What information do you need from colleagues?
“We need information about diagnosis and treatment recommendations to relay to patients, including how different treatments would impact on comorbidities. It’s also helpful to know whether there are research studies that the patient might be suitable for in future, allowing us to flag up the possibility to them at an early stage.”

Other thoughts
Patients are normally only considered by the MDT at diagnosis, and referred directly to the oncologist if they have a recurrence. From the nurse’s point of view I would find it valuable to run patients with recurrent prostate cancer past the MDT to discuss benefits of different treatment approaches. For example, this could be when progression is identified and men become eligible for hormone therapy, or when men become resistant to hormone therapy and are considered for second line treatment or chemotherapy.”

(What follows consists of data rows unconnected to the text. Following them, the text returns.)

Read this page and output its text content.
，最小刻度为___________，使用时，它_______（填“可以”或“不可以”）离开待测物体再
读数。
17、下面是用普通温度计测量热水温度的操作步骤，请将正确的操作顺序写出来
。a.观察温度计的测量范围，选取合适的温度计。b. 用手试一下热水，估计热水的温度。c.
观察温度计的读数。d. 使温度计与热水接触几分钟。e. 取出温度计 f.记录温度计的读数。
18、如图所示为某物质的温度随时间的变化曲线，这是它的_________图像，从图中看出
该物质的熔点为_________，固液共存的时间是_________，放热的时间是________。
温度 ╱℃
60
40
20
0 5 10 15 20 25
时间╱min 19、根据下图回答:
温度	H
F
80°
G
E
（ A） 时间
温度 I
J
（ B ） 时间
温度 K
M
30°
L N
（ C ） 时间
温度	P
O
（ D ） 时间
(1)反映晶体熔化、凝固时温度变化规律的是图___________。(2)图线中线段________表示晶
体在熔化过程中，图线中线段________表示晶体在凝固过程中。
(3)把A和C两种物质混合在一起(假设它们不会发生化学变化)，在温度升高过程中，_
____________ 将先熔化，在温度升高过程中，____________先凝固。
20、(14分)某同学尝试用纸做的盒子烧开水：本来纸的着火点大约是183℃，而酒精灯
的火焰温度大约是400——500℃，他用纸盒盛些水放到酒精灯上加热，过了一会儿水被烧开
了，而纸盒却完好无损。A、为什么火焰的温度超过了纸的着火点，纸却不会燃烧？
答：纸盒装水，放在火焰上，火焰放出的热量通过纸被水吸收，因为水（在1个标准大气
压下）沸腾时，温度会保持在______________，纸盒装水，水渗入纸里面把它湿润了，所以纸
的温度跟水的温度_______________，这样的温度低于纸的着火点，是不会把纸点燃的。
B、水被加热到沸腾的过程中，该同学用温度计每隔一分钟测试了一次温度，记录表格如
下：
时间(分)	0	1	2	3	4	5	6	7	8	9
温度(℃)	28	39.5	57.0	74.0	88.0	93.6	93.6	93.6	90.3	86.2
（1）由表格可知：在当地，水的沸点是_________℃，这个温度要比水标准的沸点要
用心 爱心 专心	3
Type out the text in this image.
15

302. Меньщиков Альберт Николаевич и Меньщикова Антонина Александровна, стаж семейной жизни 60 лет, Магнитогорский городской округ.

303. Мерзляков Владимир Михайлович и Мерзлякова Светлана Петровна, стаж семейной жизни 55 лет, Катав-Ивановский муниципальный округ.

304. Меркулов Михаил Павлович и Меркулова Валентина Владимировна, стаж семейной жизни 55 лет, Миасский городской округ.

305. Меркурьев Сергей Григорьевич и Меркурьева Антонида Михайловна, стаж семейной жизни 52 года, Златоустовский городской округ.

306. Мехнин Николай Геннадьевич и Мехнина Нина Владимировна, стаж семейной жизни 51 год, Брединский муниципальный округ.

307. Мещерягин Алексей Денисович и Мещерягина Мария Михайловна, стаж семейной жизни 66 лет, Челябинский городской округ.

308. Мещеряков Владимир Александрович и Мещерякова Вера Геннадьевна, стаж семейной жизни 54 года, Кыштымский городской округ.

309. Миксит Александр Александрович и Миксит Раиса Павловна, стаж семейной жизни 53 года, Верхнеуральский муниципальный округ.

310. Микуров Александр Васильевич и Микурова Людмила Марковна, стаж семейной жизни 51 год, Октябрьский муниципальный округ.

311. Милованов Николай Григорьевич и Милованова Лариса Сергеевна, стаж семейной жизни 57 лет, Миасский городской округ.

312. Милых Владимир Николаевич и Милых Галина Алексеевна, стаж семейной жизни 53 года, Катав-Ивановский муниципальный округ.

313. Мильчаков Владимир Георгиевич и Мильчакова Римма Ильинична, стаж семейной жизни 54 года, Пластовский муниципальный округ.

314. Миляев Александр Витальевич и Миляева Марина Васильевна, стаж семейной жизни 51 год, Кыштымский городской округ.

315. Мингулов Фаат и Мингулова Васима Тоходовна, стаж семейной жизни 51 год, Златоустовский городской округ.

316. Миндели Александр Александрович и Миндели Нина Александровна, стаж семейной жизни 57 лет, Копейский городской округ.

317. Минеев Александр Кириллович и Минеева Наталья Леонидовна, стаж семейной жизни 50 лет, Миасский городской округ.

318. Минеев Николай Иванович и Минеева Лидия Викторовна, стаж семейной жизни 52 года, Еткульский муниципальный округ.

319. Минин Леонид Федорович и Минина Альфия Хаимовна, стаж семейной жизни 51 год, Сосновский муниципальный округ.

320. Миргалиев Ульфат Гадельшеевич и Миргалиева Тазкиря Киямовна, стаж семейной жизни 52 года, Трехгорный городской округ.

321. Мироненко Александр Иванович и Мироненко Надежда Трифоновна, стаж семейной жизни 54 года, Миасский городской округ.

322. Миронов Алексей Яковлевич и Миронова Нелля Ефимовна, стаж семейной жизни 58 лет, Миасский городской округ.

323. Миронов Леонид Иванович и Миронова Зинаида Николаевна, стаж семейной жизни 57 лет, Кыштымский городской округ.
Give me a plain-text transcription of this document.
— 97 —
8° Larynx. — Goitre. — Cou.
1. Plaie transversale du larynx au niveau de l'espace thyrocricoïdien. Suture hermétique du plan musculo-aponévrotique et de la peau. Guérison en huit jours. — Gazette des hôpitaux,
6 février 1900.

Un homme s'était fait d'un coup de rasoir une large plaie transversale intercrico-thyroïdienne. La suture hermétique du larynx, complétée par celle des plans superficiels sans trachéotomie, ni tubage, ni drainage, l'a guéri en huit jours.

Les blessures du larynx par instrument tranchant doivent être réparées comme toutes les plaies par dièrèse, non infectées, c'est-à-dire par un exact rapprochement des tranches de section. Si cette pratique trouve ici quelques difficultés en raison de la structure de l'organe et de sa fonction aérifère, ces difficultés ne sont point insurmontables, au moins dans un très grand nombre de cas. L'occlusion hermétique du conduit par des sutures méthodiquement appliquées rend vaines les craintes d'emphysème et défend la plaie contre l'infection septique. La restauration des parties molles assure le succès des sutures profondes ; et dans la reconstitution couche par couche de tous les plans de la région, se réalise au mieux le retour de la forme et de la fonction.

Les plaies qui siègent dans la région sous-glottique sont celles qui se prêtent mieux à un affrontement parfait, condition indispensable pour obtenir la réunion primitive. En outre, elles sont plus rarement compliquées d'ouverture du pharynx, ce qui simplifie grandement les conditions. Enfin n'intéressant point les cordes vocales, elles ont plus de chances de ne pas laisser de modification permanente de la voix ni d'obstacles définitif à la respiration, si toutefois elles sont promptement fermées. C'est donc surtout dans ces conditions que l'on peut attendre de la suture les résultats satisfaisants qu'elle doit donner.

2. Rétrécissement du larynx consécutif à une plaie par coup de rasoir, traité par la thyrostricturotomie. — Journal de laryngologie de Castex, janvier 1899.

Radiologist – Tristan Barrett

What does your role involve?
“Prior to the MDT, a radiologist will have reviewed the MRI and CT scans. MRI is used for local diagnosis to determine where lesions are located in the gland, while CT scans are used for advanced or metastatic disease. While CT is a generalised radiology skill, MRI is much more specialised and needs radiologists who are proficient at interpreting different anatomical areas. For example, I am experienced in prostate, bladder, and kidney MRIs, but am not nearly so expert at analysing liver and gynaecological MRIs.”

What does the team need from you?
“Information on TNM staging, which describes the size of the tumour, and whether the cancer has spread to the lymph nodes, or different parts of the body. Radiology can also provide a definitive answer to say no disease is present here and further investigations are not required.”

What information do you need from colleagues?

“We need information from the urologist about the specific focused question they want answered, as this can help reduce the number of images that we need to view. Also, it’s useful to know whether the patient has any other relevant clinical history that may make a tumour likely, or indeed information that may make a benign process more probable, such as a treated prostate infection and a subsequent reduction in the PSA levels.”

Other thoughts
“The MDT process could be streamlined, removing straightforward cases and allowing longer slots for patients who need more time for discussions. When I worked in the US and Canada they limited MDT discussions to four or five cases that are considered to be management or diagnostic conundrums.”